2 cups gluten free all purpose flour (I used King Arthur)
1 cup sorghum or oat or buckwheat flour
¼ cup cornstarch
¼ cup flax seed meal
2 ½ tsp. xanthan gum
2 tsp. active dry yeast
1 tsp. salt
3 eggs
1 cup water or milk or nut milk
2 tbsp. vegetable oil
2 tbsp. honey or molasses
2 tsp. cider vinegar

Mix the liquid ingredients together in a large mixing bowl.   Then combine all the dry ingredients in another bowl.    Beat the wet ingredients together until well combined, then add the dry and mix well, about 5-6 minutes.  The dough will be very soft and sticky.   Immediately form into rolls.  I oil my hands, scoop up enough dough that it just about half a cup, form into a smooth ball and place on a well greased baking sheet or place it on a piece of parchment paper on a baking sheet.   It should make about 8-9 rolls.   

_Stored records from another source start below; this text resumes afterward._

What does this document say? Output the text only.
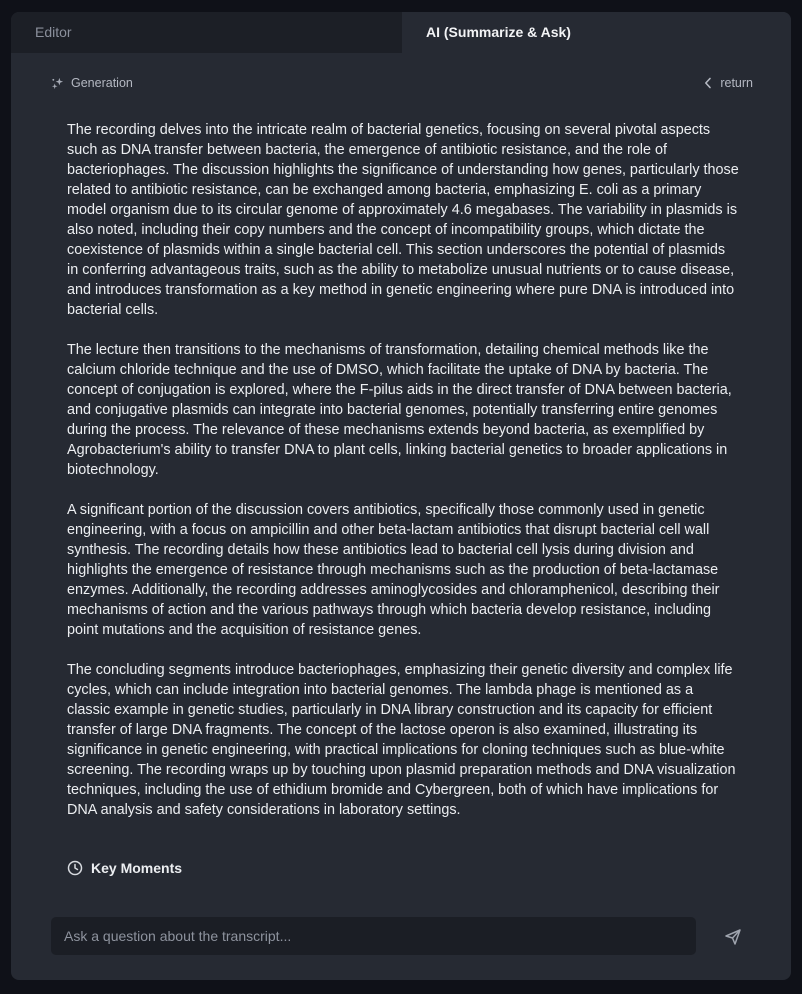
Editor	AI (Summarize & Ask)
Generation	return

The recording delves into the intricate realm of bacterial genetics, focusing on several pivotal aspects such as DNA transfer between bacteria, the emergence of antibiotic resistance, and the role of bacteriophages. The discussion highlights the significance of understanding how genes, particularly those related to antibiotic resistance, can be exchanged among bacteria, emphasizing E. coli as a primary model organism due to its circular genome of approximately 4.6 megabases. The variability in plasmids is also noted, including their copy numbers and the concept of incompatibility groups, which dictate the coexistence of plasmids within a single bacterial cell. This section underscores the potential of plasmids in conferring advantageous traits, such as the ability to metabolize unusual nutrients or to cause disease, and introduces transformation as a key method in genetic engineering where pure DNA is introduced into bacterial cells.

The lecture then transitions to the mechanisms of transformation, detailing chemical methods like the calcium chloride technique and the use of DMSO, which facilitate the uptake of DNA by bacteria. The concept of conjugation is explored, where the F-pilus aids in the direct transfer of DNA between bacteria, and conjugative plasmids can integrate into bacterial genomes, potentially transferring entire genomes during the process. The relevance of these mechanisms extends beyond bacteria, as exemplified by Agrobacterium's ability to transfer DNA to plant cells, linking bacterial genetics to broader applications in biotechnology.

A significant portion of the discussion covers antibiotics, specifically those commonly used in genetic engineering, with a focus on ampicillin and other beta-lactam antibiotics that disrupt bacterial cell wall synthesis. The recording details how these antibiotics lead to bacterial cell lysis during division and highlights the emergence of resistance through mechanisms such as the production of beta-lactamase enzymes. Additionally, the recording addresses aminoglycosides and chloramphenicol, describing their mechanisms of action and the various pathways through which bacteria develop resistance, including point mutations and the acquisition of resistance genes.

The concluding segments introduce bacteriophages, emphasizing their genetic diversity and complex life cycles, which can include integration into bacterial genomes. The lambda phage is mentioned as a classic example in genetic studies, particularly in DNA library construction and its capacity for efficient transfer of large DNA fragments. The concept of the lactose operon is also examined, illustrating its significance in genetic engineering, with practical implications for cloning techniques such as blue-white screening. The recording wraps up by touching upon plasmid preparation methods and DNA visualization techniques, including the use of ethidium bromide and Cybergreen, both of which have implications for DNA analysis and safety considerations in laboratory settings.

Key Moments
Ask a question about the transcript...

Allow to rise an hour and a half.  It will not look like it has risen much.    About half an hour before time to bake, preheat the oven to 400 degrees.    Place the risen rolls into the oven and bake about 20-30 minutes until puffed up well browned.  Remove from the pan and cool on a rack, covered with a dry towel..   When completely cold, they will freeze well.

If you want something more savory and that will remind you a bit of onion rye bread, when mixing the dough, add about 2/3 cup of dried onion flakes, 2 tbsp. of caraway, celery and fennel seeds.  If you have some dried celery flakes, add 2 tbsp. of those too.   This is very good used for sandwiches.